Na alimentação, os preços dos alimentos consumidos nos domicílios caíram 0,97%. Entre os principais recuos estiveram o tomate, com baixa de 27,38%, a batata-inglesa, de 25,14%, a cenoura, de 17,05%, e o café moído, de 2,31%. Em sentido contrário, o leite longa vida subiu 3,41% e as frutas tiveram alta de 3,11%.
A alimentação fora do domicílio também desacelerou, passando de alta de 0,55% em julho para 0,42% em agosto. O lanche avançou 0,75%, enquanto a refeição teve alta de 0,25%.
No grupo Transportes, a queda de 1% foi influenciada principalmente pela redução de 13,30% nas passagens aéreas e de 1,43% nos combustíveis.

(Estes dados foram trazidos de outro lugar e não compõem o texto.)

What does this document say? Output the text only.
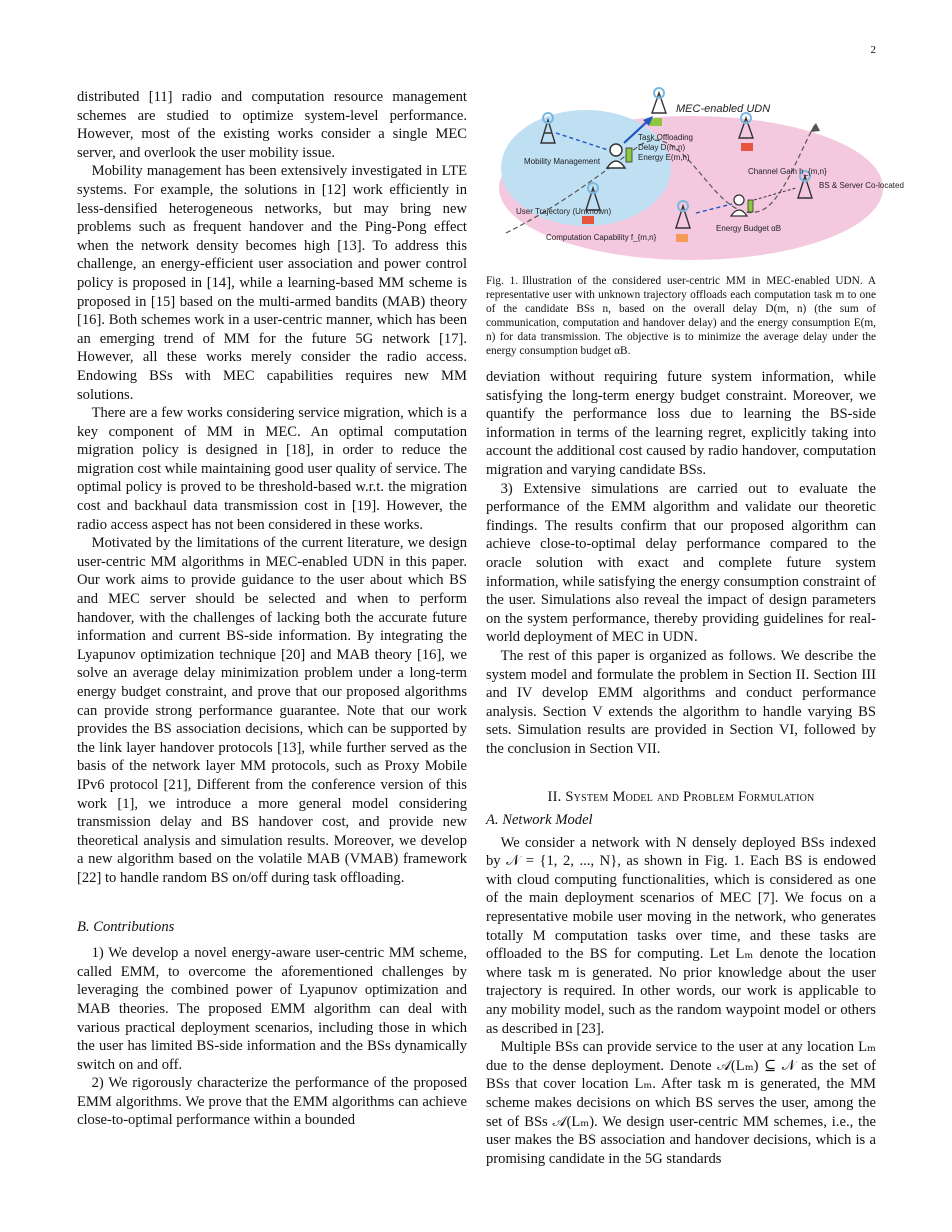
2

distributed [11] radio and computation resource management schemes are studied to optimize system-level performance. However, most of the existing works consider a single MEC server, and overlook the user mobility issue.

Mobility management has been extensively investigated in LTE systems. For example, the solutions in [12] work efficiently in less-densified heterogeneous networks, but may bring new problems such as frequent handover and the Ping-Pong effect when the network density becomes high [13]. To address this challenge, an energy-efficient user association and power control policy is proposed in [14], while a learning-based MM scheme is proposed in [15] based on the multi-armed bandits (MAB) theory [16]. Both schemes work in a user-centric manner, which has been an emerging trend of MM for the future 5G network [17]. However, all these works merely consider the radio access. Endowing BSs with MEC capabilities requires new MM solutions.

There are a few works considering service migration, which is a key component of MM in MEC. An optimal computation migration policy is designed in [18], in order to reduce the migration cost while maintaining good user quality of service. The optimal policy is proved to be threshold-based w.r.t. the migration cost and backhaul data transmission cost in [19]. However, the radio access aspect has not been considered in these works.

Motivated by the limitations of the current literature, we design user-centric MM algorithms in MEC-enabled UDN in this paper. Our work aims to provide guidance to the user about which BS and MEC server should be selected and when to perform handover, with the challenges of lacking both the accurate future information and current BS-side information. By integrating the Lyapunov optimization technique [20] and MAB theory [16], we solve an average delay minimization problem under a long-term energy budget constraint, and prove that our proposed algorithms can provide strong performance guarantee. Note that our work provides the BS association decisions, which can be supported by the link layer handover protocols [13], while further served as the basis of the network layer MM protocols, such as Proxy Mobile IPv6 protocol [21], Different from the conference version of this work [1], we introduce a more general model considering transmission delay and BS handover cost, and provide new theoretical analysis and simulation results. Moreover, we develop a new algorithm based on the volatile MAB (VMAB) framework [22] to handle random BS on/off during task offloading.

B. Contributions

1) We develop a novel energy-aware user-centric MM scheme, called EMM, to overcome the aforementioned challenges by leveraging the combined power of Lyapunov optimization and MAB theories. The proposed EMM algorithm can deal with various practical deployment scenarios, including those in which the user has limited BS-side information and the BSs dynamically switch on and off.

2) We rigorously characterize the performance of the proposed EMM algorithms. We prove that the EMM algorithms can achieve close-to-optimal performance within a bounded

MEC-enabled UDN
Task Offloading
Delay D(m,n)
Energy E(m,n)
Mobility Management
Channel Gain h_{m,n}
BS & Server Co-located
User Trajectory (Unknown)
Computation Capability f_{m,n}
Energy Budget αB
Fig. 1. Illustration of the considered user-centric MM in MEC-enabled UDN. A representative user with unknown trajectory offloads each computation task m to one of the candidate BSs n, based on the overall delay D(m, n) (the sum of communication, computation and handover delay) and the energy consumption E(m, n) for data transmission. The objective is to minimize the average delay under the energy consumption budget αB.

deviation without requiring future system information, while satisfying the long-term energy budget constraint. Moreover, we quantify the performance loss due to learning the BS-side information in terms of the learning regret, explicitly taking into account the additional cost caused by radio handover, computation migration and varying candidate BSs.

3) Extensive simulations are carried out to evaluate the performance of the EMM algorithm and validate our theoretic findings. The results confirm that our proposed algorithm can achieve close-to-optimal delay performance compared to the oracle solution with exact and complete future system information, while satisfying the energy consumption constraint of the user. Simulations also reveal the impact of design parameters on the system performance, thereby providing guidelines for real-world deployment of MEC in UDN.

The rest of this paper is organized as follows. We describe the system model and formulate the problem in Section II. Section III and IV develop EMM algorithms and conduct performance analysis. Section V extends the algorithm to handle varying BS sets. Simulation results are provided in Section VI, followed by the conclusion in Section VII.

II. System Model and Problem Formulation
A. Network Model

We consider a network with N densely deployed BSs indexed by 𝒩 = {1, 2, ..., N}, as shown in Fig. 1. Each BS is endowed with cloud computing functionalities, which is considered as one of the main deployment scenarios of MEC [7]. We focus on a representative mobile user moving in the network, who generates totally M computation tasks over time, and these tasks are offloaded to the BS for computing. Let Lₘ denote the location where task m is generated. No prior knowledge about the user trajectory is required. In other words, our work is applicable to any mobility model, such as the random waypoint model or others as described in [23].

Multiple BSs can provide service to the user at any location Lₘ due to the dense deployment. Denote 𝒜(Lₘ) ⊆ 𝒩 as the set of BSs that cover location Lₘ. After task m is generated, the MM scheme makes decisions on which BS serves the user, among the set of BSs 𝒜(Lₘ). We design user-centric MM schemes, i.e., the user makes the BS association and handover decisions, which is a promising candidate in the 5G standards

O etanol caiu 3,63%, a gasolina recuou 1,23% e o óleo diesel, 0,71%.
Em Habitação, a energia elétrica residencial caiu 6,25%, principal impacto negativo sobre o índice geral. O resultado foi influenciado pela incorporação do Bônus de Itaipu nas faturas de agosto. Apesar da redução, a bandeira tarifária amarela permaneceu em vigor, com adicional de R$ 1,885 a cada 100 kWh consumidos.
Entre as 11 áreas pesquisadas pelo IPCA-15, todas apresentaram variação negativa em agosto. Curitiba registrou a maior queda, de 0,82%, enquanto São Paulo teve o menor recuo, de 0,06%. Brasília apresentou baixa de 0,25%.
Os preços considerados no IPCA-15 de agosto foram coletados entre 16 de julho e 14 de agosto e comparados com os valores registrados de 17 de junho a 15 de julho.